End of the One Child Policy: China’s need for Long-Term Sustainability

On October 29th after 37 years, China abolished its major “One Child policy” which dictated by law that Chinese families could only have one child. Although this policy was officially abolished as part of the solution towards the increasing age of China’s population and discrepancies in the sex ratio of the nation, it now highlights the importance of the Chinese government addressing the needs of its people through nurturing belief in the livelihood of the people and long-term sustainability, rather than creating policies aimed at rapid growth and quick solutions, especially in this era of China’s meteoric growth.

In context, the One Child Policy was developed in 1979 by Deng Xiaoping, when the Chinese population was approaching one billion people. Looking at future ambitions for economic growth in relation to the challenges presented by the large population and its growth, Deng emphasized stronger family planning in order to reduce the birth rate, which resulted in the development of the One Child Policy. Although the policy has been estimated by the Chinese government to have prevented about 400 million births since its conception, the rapidity of the policy’s emplacement has also created undeniable social and demographic problems. One such problem is that the average age of the Chinese population has gone up, with an estimated quarter of the Chinese population to be over 65 by 2050. This causes serious implications for the Chinese workforce, as it decreases the productive population of the nation, while increasing the number of people dependent on pensions and government support. In addition, the policy also inadvertently created a large discrepancy in the sex ratio, as the traditional preference of males over females caused many families to avoid giving birth or abandoning daughters.

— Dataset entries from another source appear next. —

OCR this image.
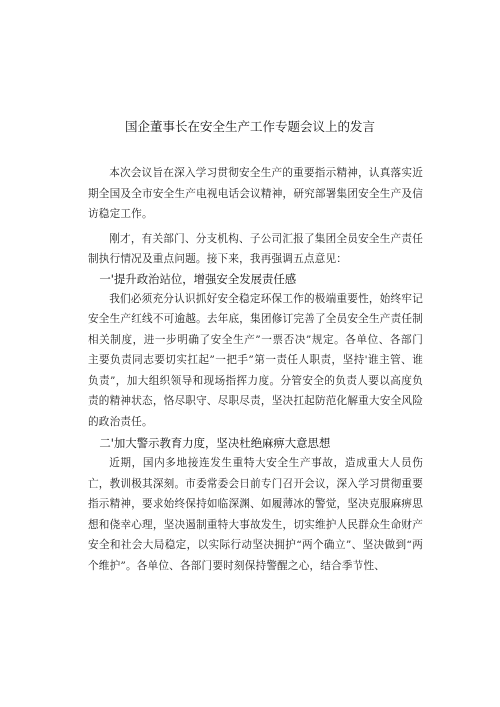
国企董事长在安全生产工作专题会议上的发言

本次会议旨在深入学习贯彻安全生产的重要指示精神，认真落实近期全国及全市安全生产电视电话会议精神，研究部署集团安全生产及信访稳定工作。

刚才，有关部门、分支机构、子公司汇报了集团全员安全生产责任制执行情况及重点问题。接下来，我再强调五点意见：

一'提升政治站位，增强安全发展责任感

我们必须充分认识抓好安全稳定环保工作的极端重要性，始终牢记安全生产红线不可逾越。去年底，集团修订完善了全员安全生产责任制相关制度，进一步明确了安全生产”一票否决”规定。各单位、各部门主要负责同志要切实扛起”一把手”第一责任人职责，坚持'谁主管、谁负责”，加大组织领导和现场指挥力度。分管安全的负责人要以高度负责的精神状态，恪尽职守、尽职尽责，坚决扛起防范化解重大安全风险的政治责任。

二'加大警示教育力度，坚决杜绝麻痹大意思想

近期，国内多地接连发生重特大安全生产事故，造成重大人员伤亡，教训极其深刻。市委常委会日前专门召开会议，深入学习贯彻重要指示精神，要求始终保持如临深渊、如履薄冰的警觉，坚决克服麻痹思想和侥幸心理，坚决遏制重特大事故发生，切实维护人民群众生命财产安全和社会大局稳定，以实际行动坚决拥护“两个确立”、坚决做到“两个维护”。各单位、各部门要时刻保持警醒之心，结合季节性、
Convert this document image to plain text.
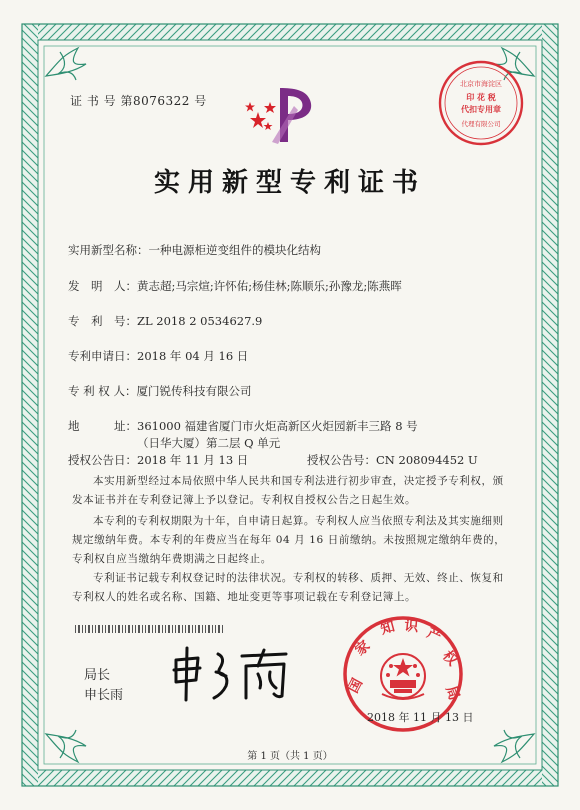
证 书 号 第8076322 号
北京市海淀区
印 花 税
代扣专用章
代理有限公司
实用新型专利证书
实用新型名称：一种电源柜逆变组件的模块化结构
发　明　人：黄志超;马宗煊;许怀佑;杨佳林;陈顺乐;孙豫龙;陈燕晖
专　利　号：ZL 2018 2 0534627.9
专利申请日：2018 年 04 月 16 日
专 利 权 人：厦门锐传科技有限公司
地　　　址：361000 福建省厦门市火炬高新区火炬园新丰三路 8 号（日华大厦）第二层 Q 单元
授权公告日：2018 年 11 月 13 日	授权公告号：CN 208094452 U
本实用新型经过本局依照中华人民共和国专利法进行初步审查，决定授予专利权，颁发本证书并在专利登记簿上予以登记。专利权自授权公告之日起生效。
本专利的专利权期限为十年，自申请日起算。专利权人应当依照专利法及其实施细则规定缴纳年费。本专利的年费应当在每年 04 月 16 日前缴纳。未按照规定缴纳年费的，专利权自应当缴纳年费期满之日起终止。
专利证书记载专利权登记时的法律状况。专利权的转移、质押、无效、终止、恢复和专利权人的姓名或名称、国籍、地址变更等事项记载在专利登记簿上。
局长
申长雨	国
家
知 识 产
权
局
2018 年 11 月 13 日
第 1 页（共 1 页）
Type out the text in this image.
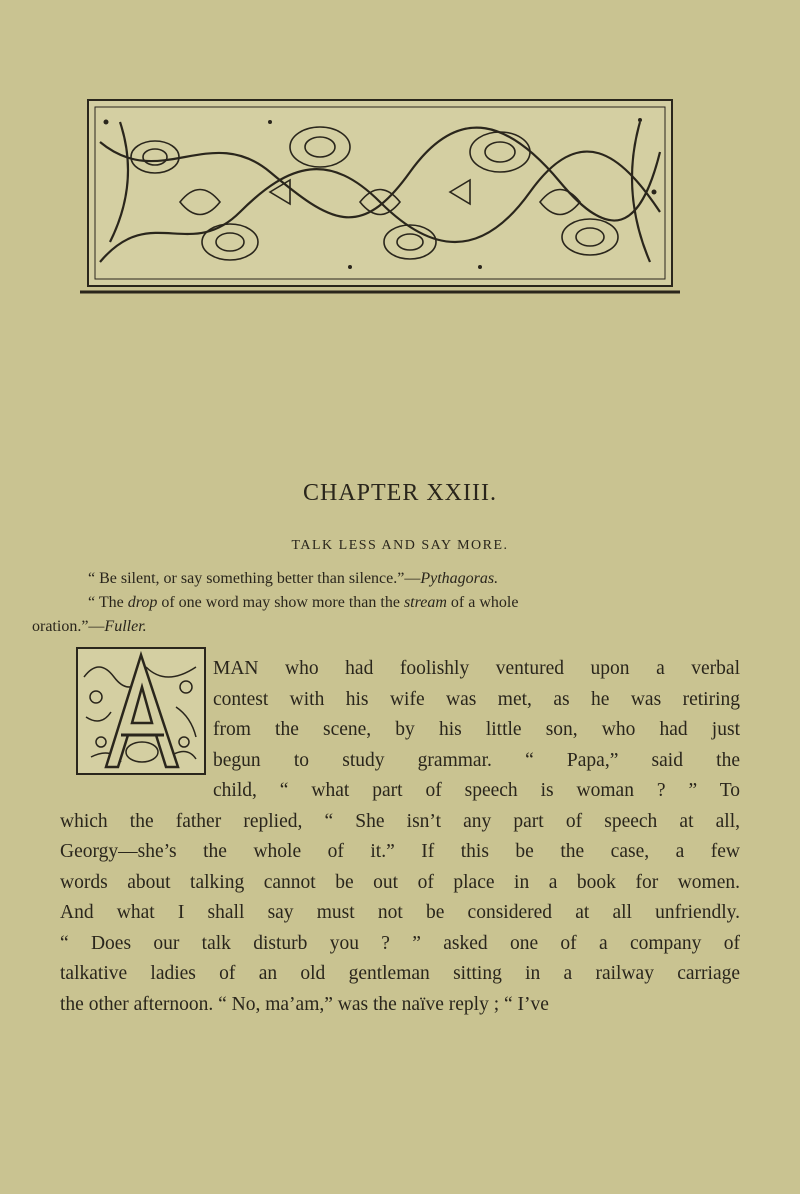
CHAPTER XXIII.
TALK LESS AND SAY MORE.
“ Be silent, or say something better than silence.”—Pythagoras.
“ The drop of one word may show more than the stream of a whole
oration.”—Fuller.
MAN who had foolishly ventured upon a verbal
contest with his wife was met, as he was retiring
from the scene, by his little son, who had just
begun to study grammar. “ Papa,” said the
child, “ what part of speech is woman ? ” To
which the father replied, “ She isn’t any part of speech at all,
Georgy—she’s the whole of it.” If this be the case, a few
words about talking cannot be out of place in a book for women.
And what I shall say must not be considered at all unfriendly.
“ Does our talk disturb you ? ” asked one of a company of
talkative ladies of an old gentleman sitting in a railway carriage
the other afternoon. “ No, ma’am,” was the naïve reply ; “ I’ve
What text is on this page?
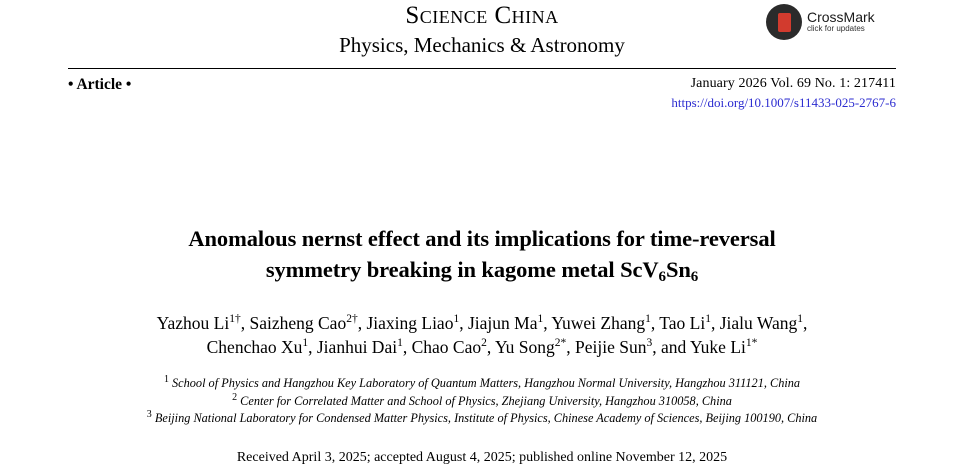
Science China
Physics, Mechanics & Astronomy
CrossMark
click for updates
• Article •	January 2026 Vol. 69 No. 1: 217411
https://doi.org/10.1007/s11433-025-2767-6
Anomalous nernst effect and its implications for time-reversal
symmetry breaking in kagome metal $ScV_6Sn_6$
Yazhou $Li^{1\dagger}$, Saizheng Cao$^{2\dagger}$, Jiaxing Liao$^1$, Jiajun Ma$^1$, Yuwei Zhang$^1$, Tao Li$^1$, Jialu Wang$^1$,
Chenchao Xu$^1$, Jianhui Dai$^1$, Chao Cao$^2$, Yu Song$^{2*}$, Peijie Sun$^3$, and Yuke $Li^{1*}$
$^1$ School of Physics and Hangzhou Key Laboratory of Quantum Matters, Hangzhou Normal University, Hangzhou 311121, China
$^2$ Center for Correlated Matter and School of Physics, Zhejiang University, Hangzhou 310058, China
$^3$ Beijing National Laboratory for Condensed Matter Physics, Institute of Physics, Chinese Academy of Sciences, Beijing 100190, China
Received April 3, 2025; accepted August 4, 2025; published online November 12, 2025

As seen in the example of the “One Child Policy”, which placed a quick short term solution in the pursuance of economic growth, China has often been brash in looking forward towards its goal of economic growth, taking in a logical approach that often creates short-term and rapid growth, but creates far more grave long-term challenges. In the modern sense, this can be seen in the growing present day environmental crisis in China. Although China contains a robust industrial and manufacturing sector, the pollution caused by these sectors and its associated infrastructure has often degraded the environment. In 2012, an MIT study estimated that air pollution in 2005 cost the Chinese economy $112 billion, being a five-fold increase since 1975. Another study by the Chinese government showed that in 1990, 10% of the country’s arable land was contaminated, while in 2006 it was significantly higher, as the results have not yet been released most likely due to their alarming nature.

These problems and challenges have translated into social friction between the government and the people as these policies, being great for economic growth, give little sensitivity for people on the individual and regional scale. With the rising consciousness of the Chinese citizens whom are concerned for their health and environmental safety amid the decreasing environmental quality of their nation, has translated into growing civil grumblings and disturbances. Recently, on October 17th, villagers in Yangchun, Guangdong, protested and clashed with police over the construction and testing of an incinerator nearby. Cited as being concerned about “dioxins” and “noxious smoke”, the protest clearly highlighted the concerns over their safety and health in the face of growing industrialization in the nearby region. These environmental problems are not limited to the domestic front as the pollution in Beijing was cited by the BBC as becoming so grave that many companies reported decreasing migration of foreign expats to the city, with a survey in 2014 by the American Chamber of commerce showing 48% of the respondents saying that air-quality was a major issue. As a result, these skilled workers were reported to be looking to relocate in other Asian cities, such as Hong Kong and Singapore, with lower amounts of pollution and cleaner environments.

Although the Chinese government may be visibly disturbed by such changing events, especially the Yangchun protests as growing into distrust against the government, it should not be seen this light. Symbolically, in images from the Yangchun protest, the protesters carried Chinese flags with them, showing that their anger was not towards the government and the Chinese nation, but rather more specifically the mismanagement and corruption of the Chinese industrial complex, seeing it as an obstacle towards their belief in a better China. In addition, the disillusionment of the expats to Chinese cities such as Beijing is not due to falling economic clout, but purely due to the spiraling pollution and poor quality of living as a result. Consequently, in their prospects for increasing a more sustainable long term future, the Chinese government should reach out and gain greater understanding from its people. As evidenced by these two examples, as well as abolishing the “One Child Policy”, by starting at the base and understanding the needs of the people, the government can develop policies that specifically serve the people and maintaining their quality of life, and thus becoming centered on methods of how to maintain the long term sustainability of the Chinese nation. However, as the geo-political environment dictates that economic development is still needed, this belief in serving the needs of the people should be harmonized with economic development. By maintaining a long-term practice of intertwining the two, it develops a healthy political practice of developing a certain sense of economic sustainability that would allow for a more moderated material economic growth in return for greater domestic sustainability as well as accountability. As seen in the recent abolition of the “One Child Policy”, showing the inability for such short-term economic centralized policies to emit long-term benefits, the future of Chinese policy making should take in a greater understanding of the people and their needs, so that they become tied in with government economic policies to allow for more harmonious solutions and sustainable paths for China’s long term future.